Environment problems  Montavista 2.4 kernel: we’re not using it: There is no working compiler for Montavista in the lab. The EDK-provided Montavista environment isn’t up to date, the update is costly, and it isn’t able to compile the kernel as it is. There is no reason to even try to compile: we don’t have PCI controller core from Xilinx, which costs money. Montavista precompiled kernel won’t boot from memory, it explicitly depends on IDE or Network, and both are behind PCI controller. There is no reason to work with XUP to overcome the lack of PCI controller, because in XUP there’s no IDE and the Network core in XUP – again, costs money. Kernel 2.4 doesn’t compile as smoothly as kernel 2.6.  Boot: There’s a boot with CF support within kernel 2.6, however, the driver doesn’t detect a file system. We’ve managed to boot the kernel with OS fully in memory, but the booted kernel doesn’t detect the file system in memory.
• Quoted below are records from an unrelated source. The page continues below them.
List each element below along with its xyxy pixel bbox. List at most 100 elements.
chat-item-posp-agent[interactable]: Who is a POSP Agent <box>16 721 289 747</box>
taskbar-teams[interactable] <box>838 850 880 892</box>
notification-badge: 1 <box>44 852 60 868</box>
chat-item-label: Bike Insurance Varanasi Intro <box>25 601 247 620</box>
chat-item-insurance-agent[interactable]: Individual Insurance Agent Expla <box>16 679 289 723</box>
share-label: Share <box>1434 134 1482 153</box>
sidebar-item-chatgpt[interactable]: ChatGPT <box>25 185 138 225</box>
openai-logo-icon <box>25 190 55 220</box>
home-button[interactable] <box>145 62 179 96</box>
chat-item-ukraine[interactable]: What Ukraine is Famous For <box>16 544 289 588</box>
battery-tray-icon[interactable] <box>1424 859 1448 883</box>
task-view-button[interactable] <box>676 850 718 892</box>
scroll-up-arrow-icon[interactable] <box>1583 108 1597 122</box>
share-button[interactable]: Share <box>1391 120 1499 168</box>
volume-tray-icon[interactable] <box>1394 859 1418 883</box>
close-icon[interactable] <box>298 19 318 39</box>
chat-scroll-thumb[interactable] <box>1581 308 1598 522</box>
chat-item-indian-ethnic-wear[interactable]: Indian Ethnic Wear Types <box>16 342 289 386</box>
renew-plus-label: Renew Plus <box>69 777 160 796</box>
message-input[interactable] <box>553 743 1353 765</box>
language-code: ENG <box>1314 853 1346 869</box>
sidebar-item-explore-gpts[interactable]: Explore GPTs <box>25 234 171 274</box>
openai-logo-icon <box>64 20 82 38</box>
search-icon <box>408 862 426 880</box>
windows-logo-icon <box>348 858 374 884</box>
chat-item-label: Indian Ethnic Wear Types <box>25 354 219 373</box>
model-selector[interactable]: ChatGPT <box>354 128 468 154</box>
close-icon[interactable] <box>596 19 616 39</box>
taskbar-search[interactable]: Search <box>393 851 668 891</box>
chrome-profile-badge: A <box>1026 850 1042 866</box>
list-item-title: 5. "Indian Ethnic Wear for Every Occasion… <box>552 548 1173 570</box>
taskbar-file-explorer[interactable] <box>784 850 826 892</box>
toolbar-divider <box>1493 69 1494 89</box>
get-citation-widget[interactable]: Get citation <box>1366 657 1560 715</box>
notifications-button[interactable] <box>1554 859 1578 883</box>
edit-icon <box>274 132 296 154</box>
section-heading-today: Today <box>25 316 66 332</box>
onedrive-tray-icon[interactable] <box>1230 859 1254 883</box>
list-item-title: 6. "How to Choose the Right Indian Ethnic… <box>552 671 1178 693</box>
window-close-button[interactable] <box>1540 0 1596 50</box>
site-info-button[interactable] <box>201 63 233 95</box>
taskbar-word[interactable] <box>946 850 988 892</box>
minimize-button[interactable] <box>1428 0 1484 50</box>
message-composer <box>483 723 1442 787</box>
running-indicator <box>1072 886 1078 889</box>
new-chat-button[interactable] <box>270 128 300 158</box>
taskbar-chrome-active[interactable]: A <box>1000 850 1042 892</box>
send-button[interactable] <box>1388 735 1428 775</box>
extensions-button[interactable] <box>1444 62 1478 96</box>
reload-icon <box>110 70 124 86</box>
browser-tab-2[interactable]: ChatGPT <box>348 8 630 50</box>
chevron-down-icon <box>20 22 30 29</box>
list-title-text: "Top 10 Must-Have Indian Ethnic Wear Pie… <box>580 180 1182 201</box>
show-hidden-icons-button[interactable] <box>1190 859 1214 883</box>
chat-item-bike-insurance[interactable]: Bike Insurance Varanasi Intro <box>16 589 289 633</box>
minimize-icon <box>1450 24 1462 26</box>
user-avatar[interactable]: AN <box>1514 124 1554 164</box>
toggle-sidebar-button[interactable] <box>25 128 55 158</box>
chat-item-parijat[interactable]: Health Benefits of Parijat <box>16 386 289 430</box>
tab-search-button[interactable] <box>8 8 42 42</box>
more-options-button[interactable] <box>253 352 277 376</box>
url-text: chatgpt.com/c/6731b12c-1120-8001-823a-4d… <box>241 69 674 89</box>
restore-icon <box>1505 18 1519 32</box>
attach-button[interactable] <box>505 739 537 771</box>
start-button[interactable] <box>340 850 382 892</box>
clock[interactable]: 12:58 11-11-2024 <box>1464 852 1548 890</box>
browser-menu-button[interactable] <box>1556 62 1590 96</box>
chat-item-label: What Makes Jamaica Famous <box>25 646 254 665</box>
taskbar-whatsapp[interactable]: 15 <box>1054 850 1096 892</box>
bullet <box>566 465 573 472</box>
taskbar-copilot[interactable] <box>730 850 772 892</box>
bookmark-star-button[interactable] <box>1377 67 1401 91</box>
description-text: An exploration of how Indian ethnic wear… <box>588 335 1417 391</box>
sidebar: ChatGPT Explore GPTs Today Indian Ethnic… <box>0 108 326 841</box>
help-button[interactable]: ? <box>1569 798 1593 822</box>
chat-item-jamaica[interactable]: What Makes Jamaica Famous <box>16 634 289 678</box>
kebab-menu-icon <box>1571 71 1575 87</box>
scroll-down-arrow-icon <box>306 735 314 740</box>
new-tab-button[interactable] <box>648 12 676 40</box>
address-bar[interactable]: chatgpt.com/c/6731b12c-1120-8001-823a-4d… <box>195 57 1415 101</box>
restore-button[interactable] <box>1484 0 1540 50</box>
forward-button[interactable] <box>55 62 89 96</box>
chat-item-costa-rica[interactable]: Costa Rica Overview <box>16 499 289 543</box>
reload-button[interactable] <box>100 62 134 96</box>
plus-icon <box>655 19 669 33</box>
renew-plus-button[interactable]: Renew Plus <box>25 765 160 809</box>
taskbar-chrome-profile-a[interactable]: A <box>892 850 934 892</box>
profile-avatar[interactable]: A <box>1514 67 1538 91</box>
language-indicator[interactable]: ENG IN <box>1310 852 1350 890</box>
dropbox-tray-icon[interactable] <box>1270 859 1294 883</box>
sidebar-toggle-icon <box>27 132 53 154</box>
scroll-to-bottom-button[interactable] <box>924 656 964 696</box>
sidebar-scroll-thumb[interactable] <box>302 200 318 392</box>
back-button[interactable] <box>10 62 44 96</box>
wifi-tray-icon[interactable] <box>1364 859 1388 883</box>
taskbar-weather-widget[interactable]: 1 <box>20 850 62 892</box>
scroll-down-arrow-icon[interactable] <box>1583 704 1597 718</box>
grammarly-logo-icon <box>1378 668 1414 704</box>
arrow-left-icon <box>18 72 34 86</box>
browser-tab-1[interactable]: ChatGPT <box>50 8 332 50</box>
Failures  We assume that there’s a problem with either kernel or all of our generated file systems.  In order to “divide and conquer”, we turned to a fully simulated environment that runs on any computer - QEMU. Within it we tried to run PowerPC – it failed (QEMU is not practically supporting PowerPC – boot loader hangs while loading, since it’s not finished yet).  In order to work around the issue with loading PowerPC in QEMU, we’re running ARM-based system (there’s no support for PowerPC in QEMU which is being used for simulation). Kernel and file system has both been adapted to ARM. Status: in the meantime, also failing. Work is in progress.